Basically, my goal is to take my body to the pain, thereby causing it to burn a decent amount of calories during the lifting, and elevate my metabolism during the muscle build up following my gym time. I’m going to accomplish this by including a number of combonation / complex lifts.
Most importantly, this means I’m trading in the massive weight I can put up on the leg press (admittedly a guilty pleasure) for (re)learning to squat. I did my first 4×6 set yesterday at 200 pounds (pitifully low, I know. I’m fix that), and I am amazed at how my hamstrings were like jello after the lifting. Not to mention my traps (oddly) and my legs are still sore today.
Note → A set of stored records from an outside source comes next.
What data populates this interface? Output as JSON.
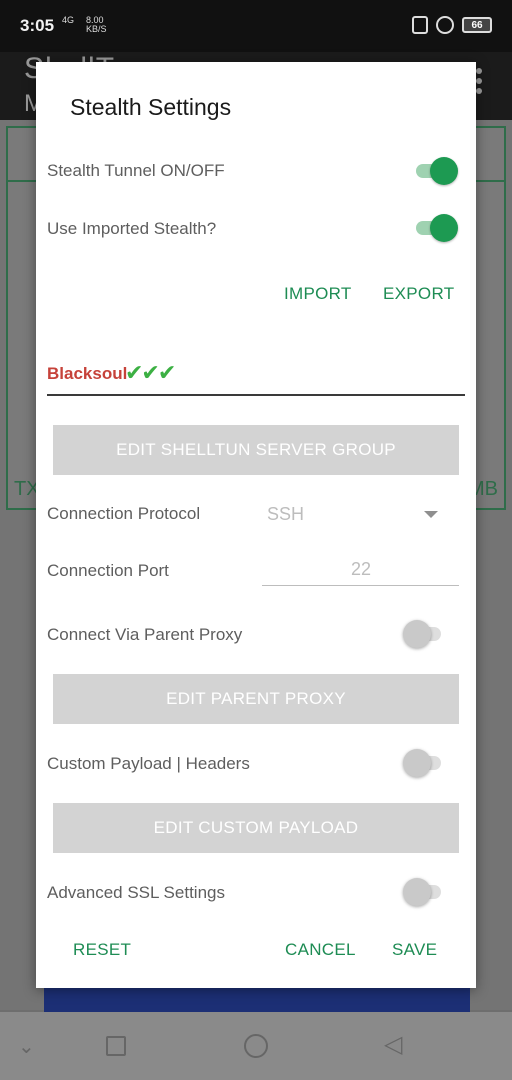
{
  "status_bar": {
    "time": "3:05",
    "network": "4G",
    "speed_value": "8.00",
    "speed_unit": "KB/S",
    "battery": "66"
  },
  "background_app": {
    "title": "ShellTun",
    "subtitle": "M",
    "tx_label": "TX",
    "mb_label": "MB"
  },
  "dialog": {
    "title": "Stealth Settings",
    "stealth_tunnel": {
      "label": "Stealth Tunnel ON/OFF",
      "on": true
    },
    "use_imported": {
      "label": "Use Imported Stealth?",
      "on": true
    },
    "import_label": "IMPORT",
    "export_label": "EXPORT",
    "stealth_name": "Blacksoul",
    "stealth_checks": "✔✔✔",
    "edit_server_group_label": "EDIT SHELLTUN SERVER GROUP",
    "connection_protocol": {
      "label": "Connection Protocol",
      "value": "SSH"
    },
    "connection_port": {
      "label": "Connection Port",
      "value": "22"
    },
    "parent_proxy": {
      "label": "Connect Via Parent Proxy",
      "on": false
    },
    "edit_parent_proxy_label": "EDIT PARENT PROXY",
    "custom_payload": {
      "label": "Custom Payload | Headers",
      "on": false
    },
    "edit_custom_payload_label": "EDIT CUSTOM PAYLOAD",
    "advanced_ssl": {
      "label": "Advanced SSL Settings",
      "on": false
    },
    "reset_label": "RESET",
    "cancel_label": "CANCEL",
    "save_label": "SAVE"
  },
  "colors": {
    "accent": "#1d9a52",
    "stealth_name": "#c6423a",
    "disabled_button": "#d3d3d3"
  }
}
That’s a good feeling.
Power cleans, dead lifts, box step-ups (I don’t know why, but they do a number on me) and others to be determined will continue to shape my lifting.
As much as I want to cross into 100+ pounds lost territory over the next few months (a measely thirty pounds away!), I am craving to go on my weekend trip close to the 350s much more. That’ll be awesome.